Difficile fu la scelta del nome: PeaceLink. Collegamento (link) di pace (peace).
Ricordo le lunghe discussioni sul fatto che un network (oggi diremmo un social network) permette la comunicazione orizzontale molti-a-molti, mentre il fax era uno-a-uno e il Videotel era piramidale: uno-a-molti. Ma PeaceLink venne considerata da alcuni un’idea improponibile e senza futuro, la pensata di un gruppo di tecnici illuministi fuori della realtà. Le obiezioni: non tutti avrebbero avuto un computer, la posta elettronica l’avrebbero usata solo in pochi, costava troppo, e via discorrendo. Grillo in quel periodo non amava la telematica: su Youtube si trova un filmato del 2000 in cui prende a martellate un personal computer.
Per fortuna Alex Zanotelli venne dalla nostra parte. Caddero tanti pregiudizi. Valorizzammo la novità “social” della rete rispetto al computer visto come “personal”. Mettemmo al centro la cittadinanza attiva, il software gratuito. Non esisteva Internet allora. O meglio, non arrivava nelle case. Internet solo nelle università. Ma noi volevamo una tecnologia che arrivasse ovunque. Volevamo superare il digital divide. La scelta fu quella di Fidonet, creata da quel bizzarro anarchico dai capelli viola di cui sopra. Lavorammo poi su un “gateway” con Internet. Ricordo la dedizione di chi passava le notti gratis a fare del suo meglio.

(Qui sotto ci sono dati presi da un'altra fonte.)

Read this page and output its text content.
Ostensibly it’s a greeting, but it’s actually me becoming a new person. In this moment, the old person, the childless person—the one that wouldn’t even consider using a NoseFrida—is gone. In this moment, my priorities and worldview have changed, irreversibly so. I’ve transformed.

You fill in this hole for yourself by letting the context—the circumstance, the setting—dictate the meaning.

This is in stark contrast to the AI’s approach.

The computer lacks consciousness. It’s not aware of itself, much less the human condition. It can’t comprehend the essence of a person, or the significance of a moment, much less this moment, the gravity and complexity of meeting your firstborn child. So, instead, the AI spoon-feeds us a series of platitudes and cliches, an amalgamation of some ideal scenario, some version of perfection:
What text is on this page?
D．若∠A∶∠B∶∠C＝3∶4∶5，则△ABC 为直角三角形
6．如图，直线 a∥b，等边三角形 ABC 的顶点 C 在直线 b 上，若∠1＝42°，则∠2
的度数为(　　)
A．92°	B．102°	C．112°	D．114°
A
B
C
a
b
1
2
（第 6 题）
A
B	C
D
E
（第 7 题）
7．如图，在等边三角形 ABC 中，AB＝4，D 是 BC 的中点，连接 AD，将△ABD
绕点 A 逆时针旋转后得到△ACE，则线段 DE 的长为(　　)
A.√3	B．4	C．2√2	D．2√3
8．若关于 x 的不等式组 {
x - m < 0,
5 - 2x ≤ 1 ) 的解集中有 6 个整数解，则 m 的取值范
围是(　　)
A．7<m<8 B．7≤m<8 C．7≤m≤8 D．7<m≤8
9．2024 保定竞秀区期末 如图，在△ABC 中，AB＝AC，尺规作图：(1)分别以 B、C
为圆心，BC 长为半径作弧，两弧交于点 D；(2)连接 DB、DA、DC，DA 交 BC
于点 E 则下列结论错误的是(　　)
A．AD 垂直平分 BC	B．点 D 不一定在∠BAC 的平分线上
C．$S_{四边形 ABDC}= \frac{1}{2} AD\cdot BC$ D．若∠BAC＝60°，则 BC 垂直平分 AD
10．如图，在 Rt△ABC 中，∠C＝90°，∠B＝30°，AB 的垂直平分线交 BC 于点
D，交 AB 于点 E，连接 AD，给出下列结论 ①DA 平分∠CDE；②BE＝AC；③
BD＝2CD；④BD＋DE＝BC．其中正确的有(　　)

I primi tempi ci si svegliava la mattina trepidanti per vedere se arrivava qualche messaggio di posta elettronica. Oggi è il diluvio. Oggi che la rivoluzione “iper-tecnologica” è diventata merce e che i social network sono stati inglobati in un gigantesco chiacchierificio, cosa è rimasto del sogno di allora? Tutto è stato realizzato tecnicamente e cosa altro resta da fare?
Che senso ha predicare la telematica per la pace quando tutti sono connessi, anche troppo?
Quello che è rimasto è l’idea di una cittadinanza attiva di nuovo tipo. Intelligenza sociale, reti di competenza, specialismi critici raccolti in rete, alfabetizzazione al giornalismo di base, alla verifica delle fonti. Quello che rimane da fare è un lavoro culturale, non più tecnologico.
Occorrono informazione dal basso, attivisti che verifichino le fonti. Ci attendono scuole di giornalismo partecipativo da creare. Un tempo si diceva: l’Italia è fatta, bisogna fare gli italiani. Anche la telematica è fatta, bisogna costruire i cybercittadini che sappiano coltivare il senso del dubbio, della ricerca e della verifica.